Western Digital Green drives Intellipark bug workaround

tcmbackwards · August 1, 2015, 4:03pm

The Green drives park their heads way too often without active power management from the OS, which means on Linux they rapidly exceed their lifetime-rated head park cycles. Green drives have a reputation for being short-lived, this is one possible cause.

This problem is rumored to occur with a few Red drives as well. There’s a program called idle3-tools that can change the drive firmware to allow more time for the drive to idle before parking the heads. It should be included with Rockstor.

http://idle3-tools.sourceforge.net/

suman · August 1, 2015, 9:12pm

@tcmbackwards Are you using this tool on Rockstor currently? Please do share your results and experience over time. Perhaps others will also provide more testing and feedback.

TheRavenKing · August 1, 2015, 11:20pm

@tcmbackwards @suman Thanks for the url, yeah the biggest problem with such ‘green’ drives is that the raid might detect the drive as failed. Which is a much bigger problem then the counter increase. Although I have seen drives with more then 10,000 hits and still working fine, Personally I think it is not a good thing to use any such green drives in a raid set. Another option is using a RAID controller card as most of them give you the option to set the polling interval for drives so you can still use your green drives. Please note that the program is still experimental, I would not recommend to use it if you have any warranty left on your drives. I don’t think that Rockstor yet should implement such tools, just my 2 cent.

tcmbackwards · August 2, 2015, 2:26am

@TheRavenKing You’re correct about the raid failure, though that shouldn’t be a problem for btrfs. The problem comes from the drive hitting a bad sector and trying really hard to reallocate some of the spare sector pool to complete the IO. This can take many seconds, and a typical RAID card can give up waiting and mark the drive as failed prematurely. Such bad sectors aren’t a disaster, in fact every disk has some of its sectors mapped to that spare pool to cover up manufacturing defects, within tolerance. If you hear your disk make a loud clunk during a regular operation, it probably hit one of those sectors and had to jump to the end of the disk. Red disks cut this operation short, they figure that it’s better to replace a drive that’s showing hitherto unknown bad sectors so they just drop the operation and report the failed IO to the OS.

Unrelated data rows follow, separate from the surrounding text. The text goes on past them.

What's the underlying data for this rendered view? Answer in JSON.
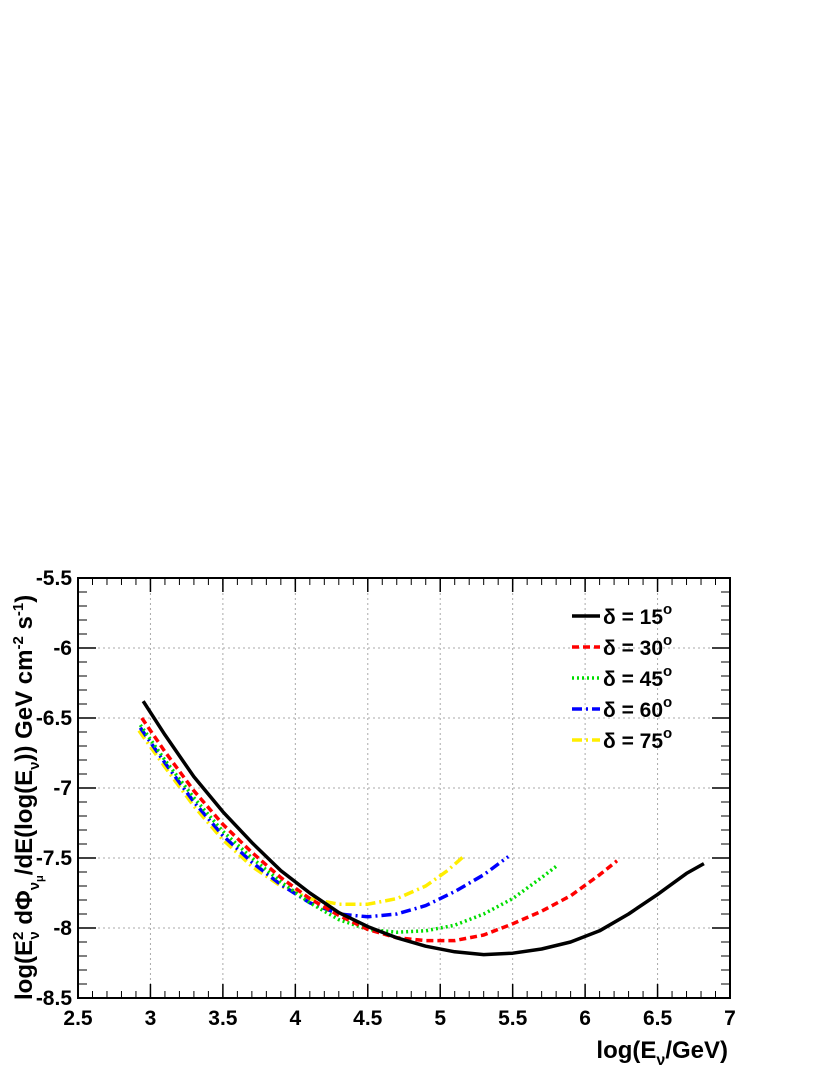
{
  "chart_data": {
    "type": "line",
    "title": "",
    "xlabel": {
      "main": "log(E",
      "sub": "ν",
      "tail": "/GeV)"
    },
    "ylabel": {
      "p1": "log(E",
      "sup1": "2",
      "sub1": "ν",
      "p2": " dΦ",
      "sub2": "ν",
      "subsub2": "μ",
      "p3": "/dE(log(E",
      "sub3": "ν",
      "p4": ")) GeV cm",
      "sup4": "-2",
      "p5": " s",
      "sup5": "-1",
      "p6": ")"
    },
    "xlim": [
      2.5,
      7.0
    ],
    "ylim": [
      -8.5,
      -5.5
    ],
    "xticks": [
      "2.5",
      "3",
      "3.5",
      "4",
      "4.5",
      "5",
      "5.5",
      "6",
      "6.5",
      "7"
    ],
    "yticks": [
      "-5.5",
      "-6",
      "-6.5",
      "-7",
      "-7.5",
      "-8",
      "-8.5"
    ],
    "grid": true,
    "legend_position": "top-right",
    "series": [
      {
        "name": "δ = 15",
        "sup": "o",
        "color": "#000000",
        "dash": "solid",
        "x": [
          2.95,
          3.1,
          3.3,
          3.5,
          3.7,
          3.9,
          4.1,
          4.3,
          4.5,
          4.7,
          4.9,
          5.1,
          5.3,
          5.5,
          5.7,
          5.9,
          6.1,
          6.3,
          6.5,
          6.7,
          6.82
        ],
        "y": [
          -6.38,
          -6.62,
          -6.92,
          -7.17,
          -7.39,
          -7.59,
          -7.75,
          -7.89,
          -7.99,
          -8.07,
          -8.13,
          -8.17,
          -8.19,
          -8.18,
          -8.15,
          -8.1,
          -8.02,
          -7.9,
          -7.76,
          -7.61,
          -7.54
        ]
      },
      {
        "name": "δ = 30",
        "sup": "o",
        "color": "#ff0000",
        "dash": "dash",
        "x": [
          2.94,
          3.1,
          3.3,
          3.5,
          3.7,
          3.9,
          4.1,
          4.3,
          4.5,
          4.7,
          4.9,
          5.1,
          5.3,
          5.5,
          5.7,
          5.9,
          6.1,
          6.22
        ],
        "y": [
          -6.5,
          -6.74,
          -7.02,
          -7.26,
          -7.46,
          -7.64,
          -7.79,
          -7.91,
          -8.01,
          -8.07,
          -8.09,
          -8.09,
          -8.05,
          -7.97,
          -7.88,
          -7.77,
          -7.62,
          -7.52
        ]
      },
      {
        "name": "δ = 45",
        "sup": "o",
        "color": "#00dd00",
        "dash": "dot",
        "x": [
          2.93,
          3.1,
          3.3,
          3.5,
          3.7,
          3.9,
          4.1,
          4.3,
          4.5,
          4.7,
          4.9,
          5.1,
          5.3,
          5.5,
          5.7,
          5.8
        ],
        "y": [
          -6.55,
          -6.8,
          -7.07,
          -7.31,
          -7.5,
          -7.67,
          -7.82,
          -7.94,
          -8.01,
          -8.03,
          -8.02,
          -7.98,
          -7.9,
          -7.79,
          -7.64,
          -7.56
        ]
      },
      {
        "name": "δ = 60",
        "sup": "o",
        "color": "#0000ff",
        "dash": "dashdot",
        "x": [
          2.93,
          3.1,
          3.3,
          3.5,
          3.7,
          3.9,
          4.1,
          4.3,
          4.5,
          4.7,
          4.9,
          5.1,
          5.3,
          5.47
        ],
        "y": [
          -6.57,
          -6.82,
          -7.1,
          -7.34,
          -7.53,
          -7.69,
          -7.82,
          -7.9,
          -7.92,
          -7.9,
          -7.84,
          -7.74,
          -7.62,
          -7.49
        ]
      },
      {
        "name": "δ = 75",
        "sup": "o",
        "color": "#ffee00",
        "dash": "dashdot",
        "x": [
          2.92,
          3.1,
          3.3,
          3.5,
          3.7,
          3.9,
          4.1,
          4.3,
          4.5,
          4.7,
          4.9,
          5.05,
          5.16
        ],
        "y": [
          -6.59,
          -6.85,
          -7.13,
          -7.37,
          -7.56,
          -7.7,
          -7.79,
          -7.83,
          -7.83,
          -7.79,
          -7.7,
          -7.59,
          -7.49
        ]
      }
    ]
  }
}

Btrfs doesn’t care about such errors because it has no notion of failing an entire device (yet). The replace operation was created to handle the situation manually but btrfs won’t automatically drop the disk if it stops responding for a while. This can make the system slow and flaky but if you can plug in a spare disk and run the replace your data will be fine.

The head parking bug, however, has the potential to crash the head and kill the whole disk.

tcmbackwards · August 2, 2015, 2:30am

@suman I installed gcc and compiled idle3tools on the rockstor system and it worked fine. I’ve seen prebuilt deb packages around the internet but I don’t know about rpms.

TheRavenKing · August 2, 2015, 3:40pm

@tcmbackwards I had a look on some of my BLUE and BLACK drives 2.5" and same issue, so it seems not only the GREEN are involved, one of my BLUE 640GB drive had even a 4 sec setting Looks like people having a NAS with only 2.5" drives should really check their drives it seems all wd colours are involved.

tcmbackwards · August 3, 2015, 3:00pm

@TheRavenKing I’ve never heard of blue and black drives doing this. What do your SMART load cycle counts say? Most drives are rated for 200-500K cycles.

TheRavenKing · August 3, 2015, 6:15pm

@tcmbackwards

Checked another laptop with a Toshiba drive which has over 230K hits, but can’t find anything for those drives to disable the timer.